The UK’s financial regulator must not neglect the role of trustees in securing retirement income for pension fund members as it sets out its new approach in the wake of freedoms to draw down savings from 55.

The Pensions and Lifetime Savings Association (PLSA) warned the Financial Conduct Authority (FCA) against too narrow a focus on products when deciding on reforms to help the new pensions freedoms bed in.

In a letter to the regulator by head of policy Jackie Wells, the former National Association of Pension Funds insisted it would be important to understand the interaction between trust-based pension funds and contract-based arrangements.

“While traditionally the movement of funds has tended to be one-way at retirement, from trust-based schemes to insurers and providers of income drawdown,” Wells said, “the new market may be more complex, with some savers relying on their trust-based DC schemes to deliver their retirement income, and even some moving funds from contract-based to trust-based.”

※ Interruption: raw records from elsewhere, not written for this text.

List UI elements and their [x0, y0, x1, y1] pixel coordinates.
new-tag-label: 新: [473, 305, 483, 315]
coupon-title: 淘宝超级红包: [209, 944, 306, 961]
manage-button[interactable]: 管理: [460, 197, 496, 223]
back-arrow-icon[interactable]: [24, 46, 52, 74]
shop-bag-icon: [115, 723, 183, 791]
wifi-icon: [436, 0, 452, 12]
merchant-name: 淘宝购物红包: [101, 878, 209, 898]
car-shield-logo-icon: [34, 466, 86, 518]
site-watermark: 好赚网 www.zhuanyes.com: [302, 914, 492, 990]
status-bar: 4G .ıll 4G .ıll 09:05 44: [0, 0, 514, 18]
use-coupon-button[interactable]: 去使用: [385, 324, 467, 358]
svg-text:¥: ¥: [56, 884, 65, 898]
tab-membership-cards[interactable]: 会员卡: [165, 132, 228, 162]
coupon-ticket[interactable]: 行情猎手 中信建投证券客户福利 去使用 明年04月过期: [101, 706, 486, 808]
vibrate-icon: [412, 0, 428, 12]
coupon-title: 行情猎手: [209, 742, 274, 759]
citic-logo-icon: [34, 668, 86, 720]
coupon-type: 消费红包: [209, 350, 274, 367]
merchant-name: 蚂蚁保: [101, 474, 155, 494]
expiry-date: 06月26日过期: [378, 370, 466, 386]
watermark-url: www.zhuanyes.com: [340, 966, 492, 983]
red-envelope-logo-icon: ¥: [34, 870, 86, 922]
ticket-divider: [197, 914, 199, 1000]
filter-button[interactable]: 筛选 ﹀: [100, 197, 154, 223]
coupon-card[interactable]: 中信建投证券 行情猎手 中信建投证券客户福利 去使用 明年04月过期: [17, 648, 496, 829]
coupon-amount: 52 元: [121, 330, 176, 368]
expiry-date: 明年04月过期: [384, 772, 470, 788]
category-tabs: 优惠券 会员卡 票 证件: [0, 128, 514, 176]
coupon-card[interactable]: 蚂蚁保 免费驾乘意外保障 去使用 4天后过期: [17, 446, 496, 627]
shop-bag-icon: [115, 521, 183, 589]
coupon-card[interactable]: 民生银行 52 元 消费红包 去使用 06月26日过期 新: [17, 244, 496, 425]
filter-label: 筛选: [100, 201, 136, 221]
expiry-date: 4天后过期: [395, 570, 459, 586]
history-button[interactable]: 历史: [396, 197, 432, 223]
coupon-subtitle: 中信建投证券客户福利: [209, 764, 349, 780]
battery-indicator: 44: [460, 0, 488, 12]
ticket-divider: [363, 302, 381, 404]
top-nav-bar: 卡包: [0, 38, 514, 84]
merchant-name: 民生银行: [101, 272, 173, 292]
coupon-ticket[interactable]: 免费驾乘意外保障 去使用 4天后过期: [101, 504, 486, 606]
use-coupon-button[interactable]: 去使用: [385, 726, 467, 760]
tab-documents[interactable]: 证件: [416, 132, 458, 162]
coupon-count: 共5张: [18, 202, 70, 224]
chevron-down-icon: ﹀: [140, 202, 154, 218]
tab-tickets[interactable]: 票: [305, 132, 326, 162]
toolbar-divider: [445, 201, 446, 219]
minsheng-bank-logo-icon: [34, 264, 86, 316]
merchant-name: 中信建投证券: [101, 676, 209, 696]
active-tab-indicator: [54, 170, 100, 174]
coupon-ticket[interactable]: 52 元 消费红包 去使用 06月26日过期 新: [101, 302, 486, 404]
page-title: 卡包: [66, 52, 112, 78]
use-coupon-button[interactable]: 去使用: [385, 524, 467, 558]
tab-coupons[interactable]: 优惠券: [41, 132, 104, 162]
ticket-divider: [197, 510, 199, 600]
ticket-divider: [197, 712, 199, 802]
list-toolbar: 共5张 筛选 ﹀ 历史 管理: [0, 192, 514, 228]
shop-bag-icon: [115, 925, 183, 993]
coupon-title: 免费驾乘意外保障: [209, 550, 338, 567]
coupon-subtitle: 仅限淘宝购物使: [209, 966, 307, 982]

In comments building on a previous submission to the FCA’s retirement income market study from March, Wells added that any “protection or relaxation” considered by the FCA, responsible only for the regulation of contract-based arrangements, must be appropriate for both types of funds.

Wells said the FCA should ensure that, in considering changes to retirement products and advice offered to savers, it worked with the Pensions Regulator (TPR) – in charge of regulation for trust-based funds – and the PLSA to understand the changes underway in the trust-based sector.

In other news, research by TPR has found that funds with only professional trustees on their boards are more likely to have better governance procedures.

The research found that 46% of boards with only professionals spent 10 or more days a year focused on their responsibilities, compared with only one-third of non-professional trustees.

Surveying more than 800 trustees, it found that one-quarter of trustee boards never disagreed with the advisers it employed, and a further 58% said they “rarely” were in disagreement.

Lesley Titcomb, TPR’s chief executive, previously noted that boards chaired by a professional trustee were better administered, and questioned whether the matter warranted closer inspection.

But she defended the current system of trustee qualifications, warning that funds would struggle to attract new lay trustees if qualifications were more onerous.